Des combattants de la Mobilisation populaire avec le drapeau irakien, à Tal Afar, le 27 août 2017. / AHMAD AL-RUBAYE / AFP

Les jours de l’organisation Etat islamique (EI) sont comptés dans la province irakienne de Ninive, qu’elle avait en grande partie conquise à l’été 2014. Au terme d’une offensive commencée le 19 août, les forces gouvernementales irakiennes, accompagnées des milices à majorité chiite de la Mobilisation populaire, ont repris ce week-end aux djihadistes leur ultime bastion dans la province, la ville de Tal Afar, à 70 km à l’ouest de Mossoul, d’où les forces de Bagdad avaient chassé les djihadistes début juillet après une bataille de neuf mois.

Samedi 26 août, les forces irakiennes avaient annoncé avoir repris le centre-ville de Tal Afar au terme d’une avancée rapide, ne rencontrant que « quelques poches de résistance », l’EI n’ayant opposé qu’une résistance symbolique. Sur le terrain, les forces gouvernementales continuaient, lundi, de combattre à Al-Ayadiya, un secteur encore sous le contrôle de l’EI, au nord-ouest de la ville, et situé sur la dernière route que peuvent emprunter les djihadistes pour fuir vers la Syrie voisine. Le premier ministre, Haïder Al-Abadi, attendrait la chute de cette localité pour proclamer sur place « une victoire définitive » de Bagdad dans la province de Ninive.
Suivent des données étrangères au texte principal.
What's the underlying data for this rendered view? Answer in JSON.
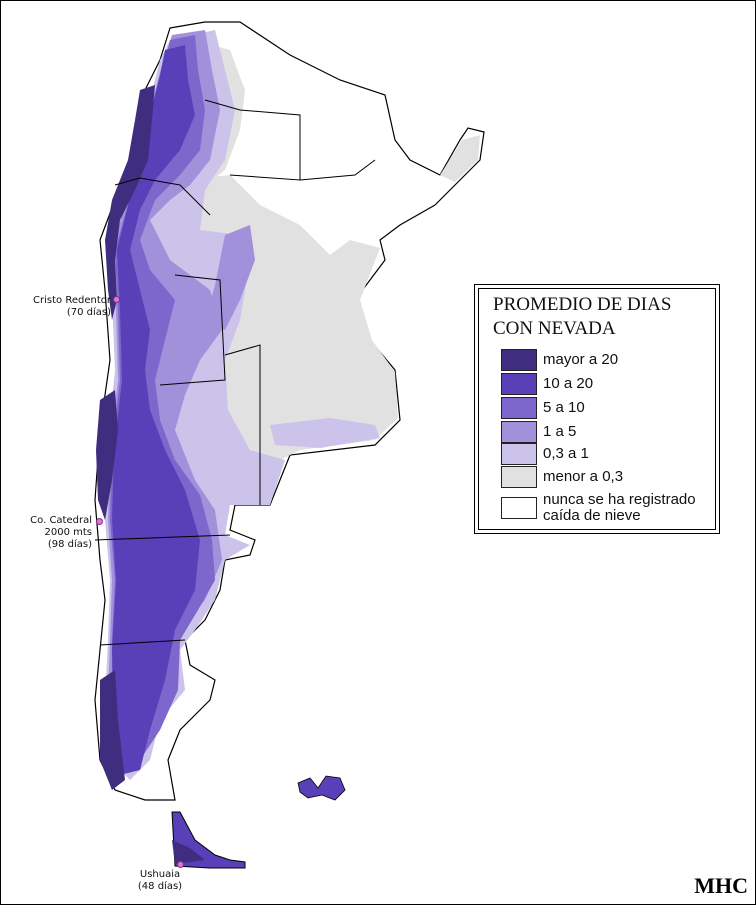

Tal Afar et ses environs, encerclés depuis novembre 2016 et en partie désertés depuis le début de l’année, abriteraient encore plus de 10 000 personnes, contre environ 200 000 à l’été 2014, selon la coalition internationale. Cette dernière avait estimé à près de 2 000 les combattants de l’EI retranchés parmi ces civils. Un nombre qui semble avoir été largement surestimé : l’armée irakienne avait annoncé samedi soir avoir « éliminé » 250 djihadistes depuis le début de l’offensive dans la ville et ses abords, laissant deviner que le gros des forces de l’EI avait renoncé à livrer bataille et avait fui.

Le mouvement djihadiste poursuit sa mue

Selon l’analyste et chercheur irakien Hicham Al-Hachimi, qui s’appuie sur des sources sécuritaires, 89 combattants de l’organisation, dont douze russophones et cinq francophones se seraient rendus aux peshmergas kurdes, dimanche, au nord de Tal Afar. Ce printemps, des sources militaires françaises suspectaient déjà la présence dans la ville de djihadistes francophones et de leurs familles qui s’étaient repliés de Mossoul alors que la bataille dans l’ancienne « capitale » du « califat » touchait à sa fin.

Ville étape sur la route de la Syrie, la ville de Tal Afar, à majorité turkmène dans une région majoritairement arabe, a donné à l’EI certains de ses cadres les plus influents tels que Fadel Ahmed Abdullah Al-Hiyali, ancien officier du renseignement militaire irakien donné pour mort en 2014 et chargé de superviser la gouvernance des territoires irakiens de l’EI, ou encore Abou Ali Al-Anbari, ex-numéro 2 de l’organisation, tué en 2016. A l’instar de ces figures, une cohorte de cadres et de combattants originaires de Tal Afar s’était établie à Mossoul à partir de l’été 2014.

Importante, la perte de Tal Afar ne signifie pas pour autant la fin du pouvoir de nuisance de l’EI en Irak. Le mouvement djihadiste poursuit, en effet, sa mue en réseau clandestin et terroriste : les attaques se multiplient dans la province de l’Anbar, dans l’ouest du pays, où la chute du « califat » a laissé de profondes divisions entre ceux ayant collaboré avec l’EI et ceux l’ayant combattu. Dimanche, onze personnes ont encore été tuées dans un attentat à la voiture piégée sur un marché de la capitale, Bagdad.